Matthew Ryan, Leiter Markstrategie beim Finanzdienstleister Ebury, gibt indes zu bedenken, dass ein gespaltener Kongress es beiden Kandidaten zwar deutlich erschweren würde, ihre Fiskalpläne umzusetzen, Donald Trumps Vorhaben neuer Strafzölle gegen China davon aber kaum betroffen sein werde. „In diesem Szenario rechnen wir mit einer starken Abwärtsbewegung bei Risiko-Währungen insbesondere in Asien“, betont Ryan.

Donald Trump könnte im Falle eines Wahlsiegs schnell zu neuen Strafzöllen gegen China greifen. Foto: picture alliance / ASSOCIATED PRESS | Evan Vucci.

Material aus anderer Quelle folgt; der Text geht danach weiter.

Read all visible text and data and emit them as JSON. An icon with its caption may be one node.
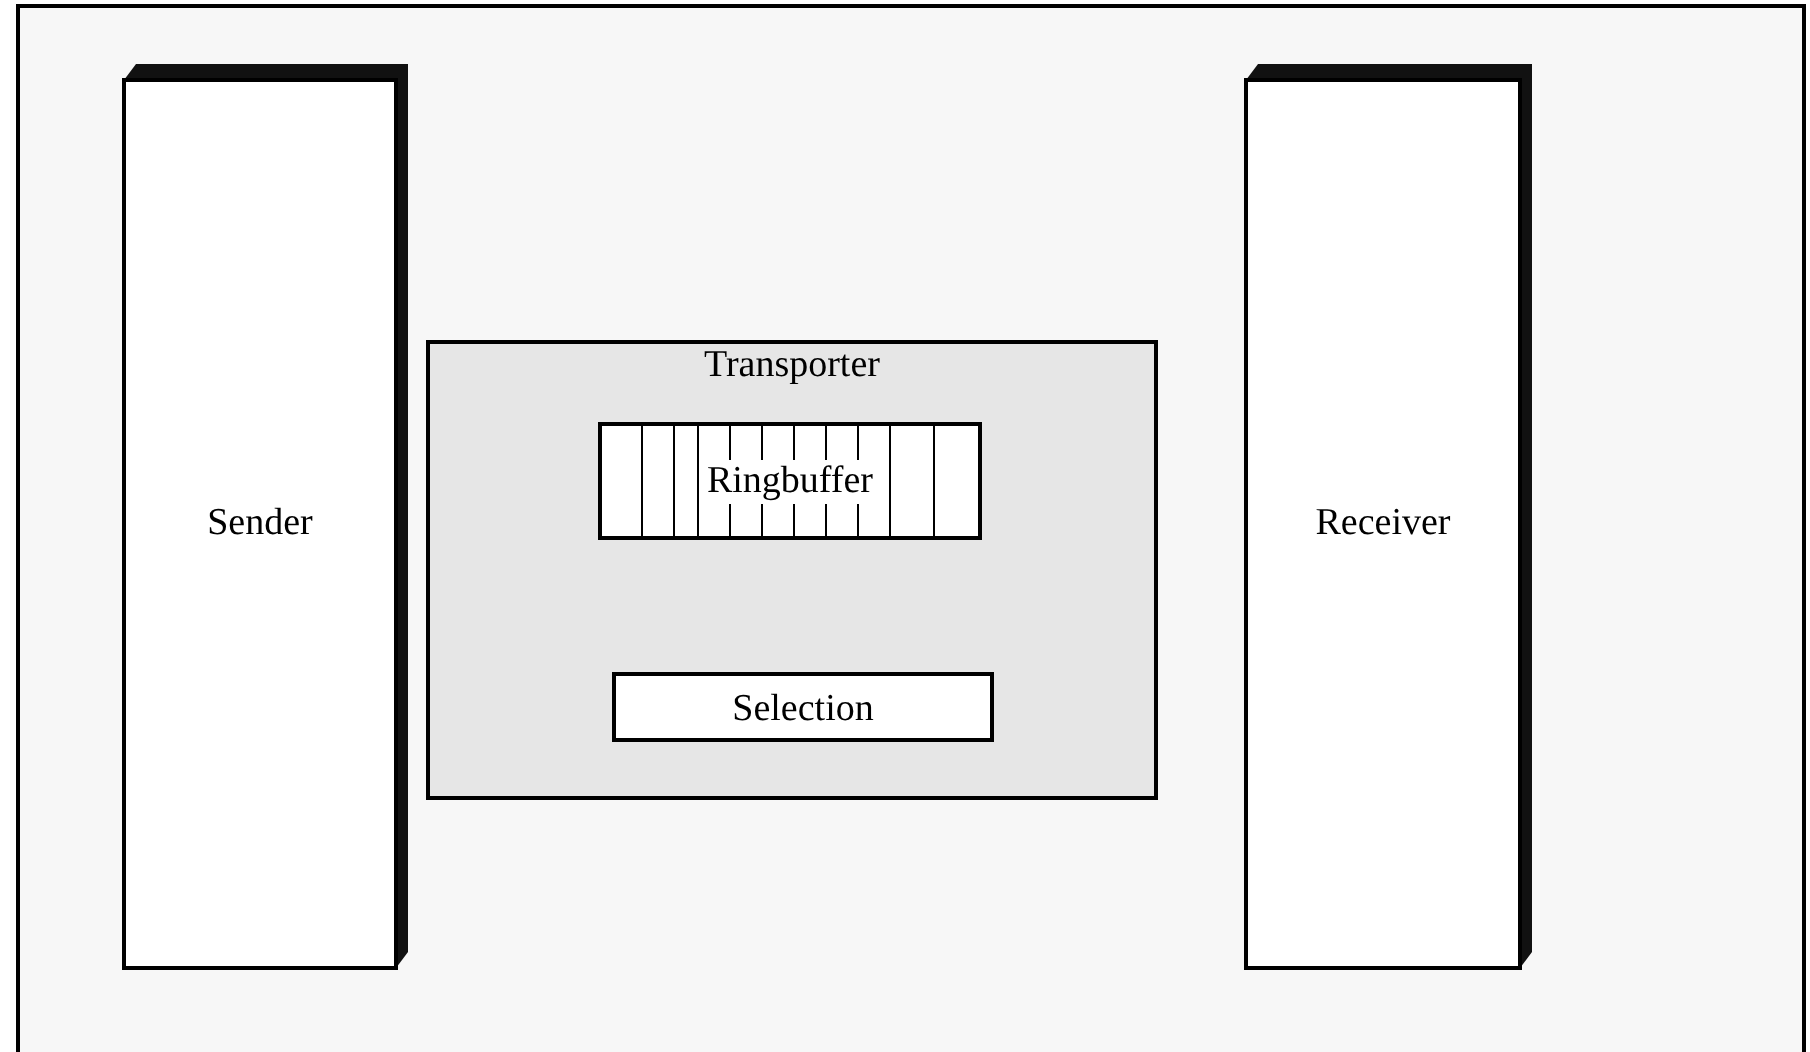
{
  "diagram": {
    "nodes": [
      {
        "text": [
          "Sender"
        ]
      },
      {
        "text": [
          "Transporter"
        ]
      },
      {
        "text": [
          "Ringbuffer"
        ],
        "in": 1
      },
      {
        "text": [
          "Selection"
        ],
        "in": 1
      },
      {
        "text": [
          "Receiver"
        ]
      }
    ]
  }
}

Der Druck auf den US-Anleihemarkt könnte infolge von Währungseffekten also noch zunehmen. Nomura-Mann McElligott hält einen Harris-Wahlsieg bei gespaltenem Kongress für den Ausgang, der die Volatilität am Bond- und darüber auch am Aktienmarkt am stärksten im Zaum halten könnte. Denn in diesem Fall wäre in geringerem Umfang mit protektionistischen Maßnahmen zu rechnen, während die „radikaleren“ Teile der demokratischen Ausgabenagenda weniger Aussichten auf Umsetzung besäßen.

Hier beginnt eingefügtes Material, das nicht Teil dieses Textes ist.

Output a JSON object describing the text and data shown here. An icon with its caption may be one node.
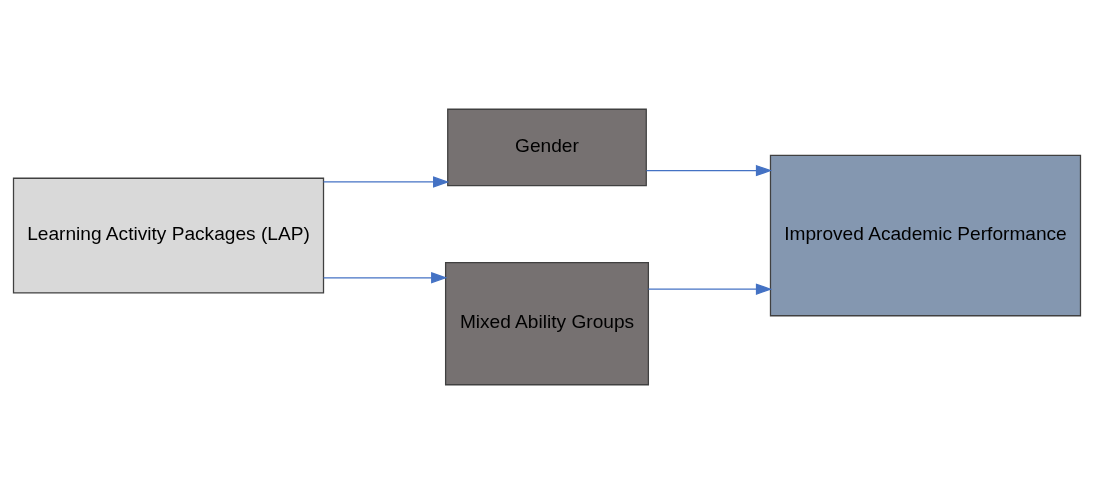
{
  "diagram": {
    "nodes": [
      {
        "text": [
          "Learning Activity Packages (LAP)"
        ]
      },
      {
        "text": [
          "Gender"
        ]
      },
      {
        "text": [
          "Mixed Ability Groups"
        ]
      },
      {
        "text": [
          "Improved Academic Performance"
        ]
      }
    ],
    "edges": [
      {
        "from": 0,
        "to": 1,
        "arrow": "to"
      },
      {
        "from": 0,
        "to": 2,
        "arrow": "to"
      },
      {
        "from": 1,
        "to": 3,
        "arrow": "to"
      },
      {
        "from": 2,
        "to": 3,
        "arrow": "to"
      }
    ]
  }
}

Aggressive Umschwünge voraus

Ebury-Stratege Ryan sieht unterdessen „die Tür weit offen“ für „sehr aggressive Marktumschwünge in der Wahlnacht“. Die Blicke der Bondinvestoren richten sich nun auf die ersten Wahltagsbefragungen (Exit Polls), die ab 17 Uhr US-Ostküstenzeit (23 Uhr deutscher Zeit) zur Verfügung stehen. Kentucky und Indiana sind die ersten Bundesstaaten, in denen die Wahllokale zwischen 18 und 19 Uhr Ostküstenzeit schließen.